Nem a tua gargalhada de eterna criança. Nem o teu humor. Nem as tuas lágrimas que não escondias. Nem a tua inteligência. A tua imaginação fértil. As tuas quadras, que orgulhosamente mostravas.
Nem a tua protecção. O teu cuidado. O teu carinho. O enorme Amor que nos tinhas, tão grande que não cabia no Mundo...
Partiste antes de partires. Mas foi num dia como o de hoje que nos deixaste completamente.
Tenho tantas saudades, meu pai! Tantas saudades de ti. De nós. Daquele tempo. Da nossa família...
E sinto tanto orgulho, mas uma coisa tão boa no meu peito de ser tua filha!...
De ser a clarita, filha do Sô Santo, como éramos conhecidos na avenida Brasil, na Vila Alice, e saindo do asfalto, no Marçal, que atravessávamos, para juntos irmos ao mercado de S. Paulo. Do orgulho que te via nos olhos quando cresci e saía contigo para a Baixa e me apresentavas aos armazenistas.
Partiste num dia como hoje e eu não pude fazer nada. Já tinhas partido, com a mãe.
Já não lembravas o homem feliz que conheci e com quem privei tantos anos, nem o pai galinha, nem o marido protector, leal e amigo, nem o amigo dos seus amigos, o familiar mais amigo, nem o cidadão exemplar...
Já não nos lembravas.
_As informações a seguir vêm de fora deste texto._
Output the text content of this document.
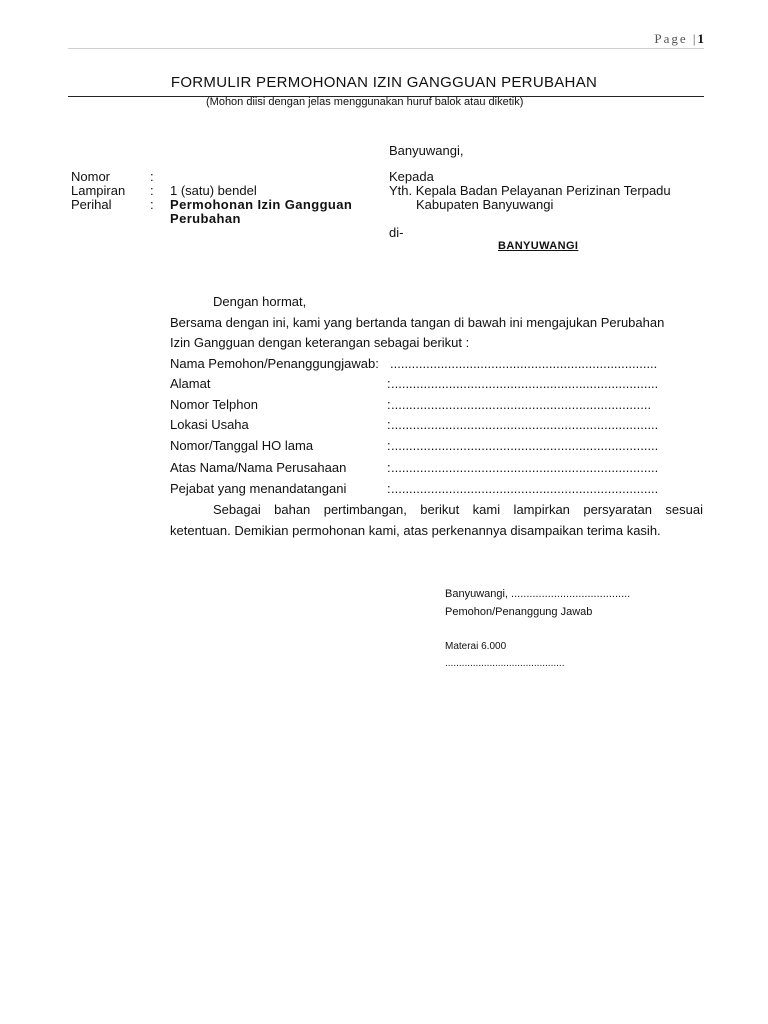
Page |1
FORMULIR PERMOHONAN IZIN GANGGUAN PERUBAHAN
(Mohon diisi dengan jelas menggunakan huruf balok atau diketik)
Banyuwangi,
Nomor	:
Lampiran : 1 (satu) bendel
Perihal	: Permohonan Izin Gangguan
Perubahan
Kepada
Yth. Kepala Badan Pelayanan Perizinan Terpadu
Kabupaten Banyuwangi
di-
BANYUWANGI
Dengan hormat,
Bersama dengan ini, kami yang bertanda tangan di bawah ini mengajukan Perubahan
Izin Gangguan dengan keterangan sebagai berikut :
Nama Pemohon/Penanggungjawab: ..........................................................................
Alamat	: ..........................................................................
Nomor Telphon	: ........................................................................
Lokasi Usaha	: ..........................................................................
Nomor/Tanggal HO lama	: ..........................................................................
Atas Nama/Nama Perusahaan	: ..........................................................................
Pejabat yang menandatangani	: ..........................................................................
Sebagai bahan pertimbangan, berikut kami lampirkan persyaratan sesuai
ketentuan. Demikian permohonan kami, atas perkenannya disampaikan terima kasih.
Banyuwangi, .......................................
Pemohon/Penanggung Jawab
Materai 6.000
...........................................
Já não te lembravas sequer...
Mas, eras o meu pai que eu amava tanto e de quem era cópia perfeita.
Hoje, se fosses fisicamente presente, abraçava-te num abraço do tamanho do Mundo.
Assim, abraço-te num abraço que não caiba em todas e quaisquer Eternidades que possam existir...

2 comentários:

constancia disse...

Uma bonita homenagem ... Esteja ele onde estiver, está de certo orgulhoso da sua Clarita.
Beijinhos

maria disse...

Que bela homenagem, Clarita.
Digo o mesmo que a constancia, esteja onde estiver estará concerteza muito agradado com a filha do seu coração.